The election was marred by violence. In one incident, Musiliu Obanikoro was said to have narrowly escaped death in an armed attack on his car in Ikeja.
His nomination as PDP candidate was controversial. Hilda Williams, widow of the murdered Engineer Funsho Williams, had been declared winner of the Lagos PDP primaries, but the PDP National Executive Committee (NEC) led by Ahmadu Ali gave the ticket to Obanikoro. The disunited PDP under Bode George also lost the Lagos State Senate and all but one House of Representatives and 37 State House of Assembly seats to the AC.

In a newspaper interview in July 2007, Obanikoro called on the Federal Government to declare a state of emergency in Lagos State, claiming that infrastructures and values had completely collapsed.

President Umaru Yar'Adua appointed Musiliu Obanikoro as Nigerian High commissioner to Ghana in May 2008.

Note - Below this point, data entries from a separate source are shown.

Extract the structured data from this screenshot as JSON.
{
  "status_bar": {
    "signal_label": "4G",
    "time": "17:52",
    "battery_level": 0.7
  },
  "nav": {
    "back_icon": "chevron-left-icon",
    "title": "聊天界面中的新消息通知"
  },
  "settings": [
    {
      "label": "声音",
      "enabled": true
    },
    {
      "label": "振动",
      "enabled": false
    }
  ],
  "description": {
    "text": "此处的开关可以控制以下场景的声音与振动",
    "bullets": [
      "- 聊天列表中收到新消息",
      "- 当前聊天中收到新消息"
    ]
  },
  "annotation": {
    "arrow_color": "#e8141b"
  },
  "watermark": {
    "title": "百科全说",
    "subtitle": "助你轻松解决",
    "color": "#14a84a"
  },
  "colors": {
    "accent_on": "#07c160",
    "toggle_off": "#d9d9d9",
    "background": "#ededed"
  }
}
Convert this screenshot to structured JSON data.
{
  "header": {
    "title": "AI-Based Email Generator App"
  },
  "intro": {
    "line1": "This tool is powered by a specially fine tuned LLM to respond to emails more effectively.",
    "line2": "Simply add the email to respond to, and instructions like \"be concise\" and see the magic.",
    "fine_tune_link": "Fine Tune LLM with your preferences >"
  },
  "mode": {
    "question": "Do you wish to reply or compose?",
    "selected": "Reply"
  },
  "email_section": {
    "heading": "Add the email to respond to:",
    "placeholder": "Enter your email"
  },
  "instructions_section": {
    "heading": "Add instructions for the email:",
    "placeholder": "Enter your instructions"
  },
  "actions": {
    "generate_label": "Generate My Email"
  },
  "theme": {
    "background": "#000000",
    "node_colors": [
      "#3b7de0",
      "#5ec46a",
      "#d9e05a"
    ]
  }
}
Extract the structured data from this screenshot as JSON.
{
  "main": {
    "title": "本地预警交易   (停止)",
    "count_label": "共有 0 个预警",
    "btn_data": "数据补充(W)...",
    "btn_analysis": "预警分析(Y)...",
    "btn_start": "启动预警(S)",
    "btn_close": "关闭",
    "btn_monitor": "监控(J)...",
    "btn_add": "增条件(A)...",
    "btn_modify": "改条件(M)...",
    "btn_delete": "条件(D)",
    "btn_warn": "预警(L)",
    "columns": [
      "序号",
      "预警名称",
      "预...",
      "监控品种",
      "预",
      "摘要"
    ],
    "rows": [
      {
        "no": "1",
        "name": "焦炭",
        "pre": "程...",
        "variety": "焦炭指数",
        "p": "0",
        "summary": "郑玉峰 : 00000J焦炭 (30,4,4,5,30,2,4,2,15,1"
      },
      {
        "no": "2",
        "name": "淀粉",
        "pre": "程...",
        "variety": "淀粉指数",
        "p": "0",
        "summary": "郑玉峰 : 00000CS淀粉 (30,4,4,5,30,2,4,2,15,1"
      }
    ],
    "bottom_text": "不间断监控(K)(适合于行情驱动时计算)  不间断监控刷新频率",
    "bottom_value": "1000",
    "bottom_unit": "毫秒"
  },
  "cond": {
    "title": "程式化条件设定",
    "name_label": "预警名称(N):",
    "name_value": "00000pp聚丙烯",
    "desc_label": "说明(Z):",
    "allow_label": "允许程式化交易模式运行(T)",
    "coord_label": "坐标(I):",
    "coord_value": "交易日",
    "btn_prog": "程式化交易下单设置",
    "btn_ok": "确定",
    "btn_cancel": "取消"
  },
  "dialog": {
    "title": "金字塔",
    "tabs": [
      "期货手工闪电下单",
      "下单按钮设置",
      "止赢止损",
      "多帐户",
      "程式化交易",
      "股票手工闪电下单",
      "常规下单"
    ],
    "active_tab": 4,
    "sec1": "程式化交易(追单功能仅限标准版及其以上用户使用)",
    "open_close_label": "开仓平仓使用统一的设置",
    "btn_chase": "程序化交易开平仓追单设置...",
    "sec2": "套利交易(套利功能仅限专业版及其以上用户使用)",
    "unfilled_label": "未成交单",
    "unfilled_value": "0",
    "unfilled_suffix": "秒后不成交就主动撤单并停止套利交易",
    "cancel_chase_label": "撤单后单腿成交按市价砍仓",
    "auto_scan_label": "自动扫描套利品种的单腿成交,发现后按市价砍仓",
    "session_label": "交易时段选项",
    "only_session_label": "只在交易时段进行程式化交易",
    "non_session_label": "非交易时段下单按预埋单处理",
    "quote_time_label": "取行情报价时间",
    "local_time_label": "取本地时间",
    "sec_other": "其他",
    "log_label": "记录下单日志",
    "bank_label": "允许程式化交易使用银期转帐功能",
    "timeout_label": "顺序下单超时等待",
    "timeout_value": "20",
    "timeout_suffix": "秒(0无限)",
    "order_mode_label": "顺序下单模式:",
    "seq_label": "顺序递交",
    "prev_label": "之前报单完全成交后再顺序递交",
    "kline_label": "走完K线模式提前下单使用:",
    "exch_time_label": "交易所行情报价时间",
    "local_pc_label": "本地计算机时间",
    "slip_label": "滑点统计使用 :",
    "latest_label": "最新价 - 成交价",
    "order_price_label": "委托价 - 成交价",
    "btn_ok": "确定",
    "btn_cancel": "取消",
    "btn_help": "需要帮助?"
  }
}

Divisions between factions in the Lagos State PDP which had surfaced before the 2007 elections continued until a series of meeting in October 2009, where the differences were resolved.

Following the 2015 news scandal involving illegal diversion of $2billion of funds meant to fight the Boko Haram insurgency, authorities of the Economic and Financial Crimes Commission (EFCC) arrested Obanikoro and slammed him with money laundering charges. He later described to authorities how he used his office to divert five million dollars (about N1.8 billion) from public funds meant for purchase of arms to top personalities and figures such as former Governor of Ekiti State in Nigeria, Ayodele Fayose.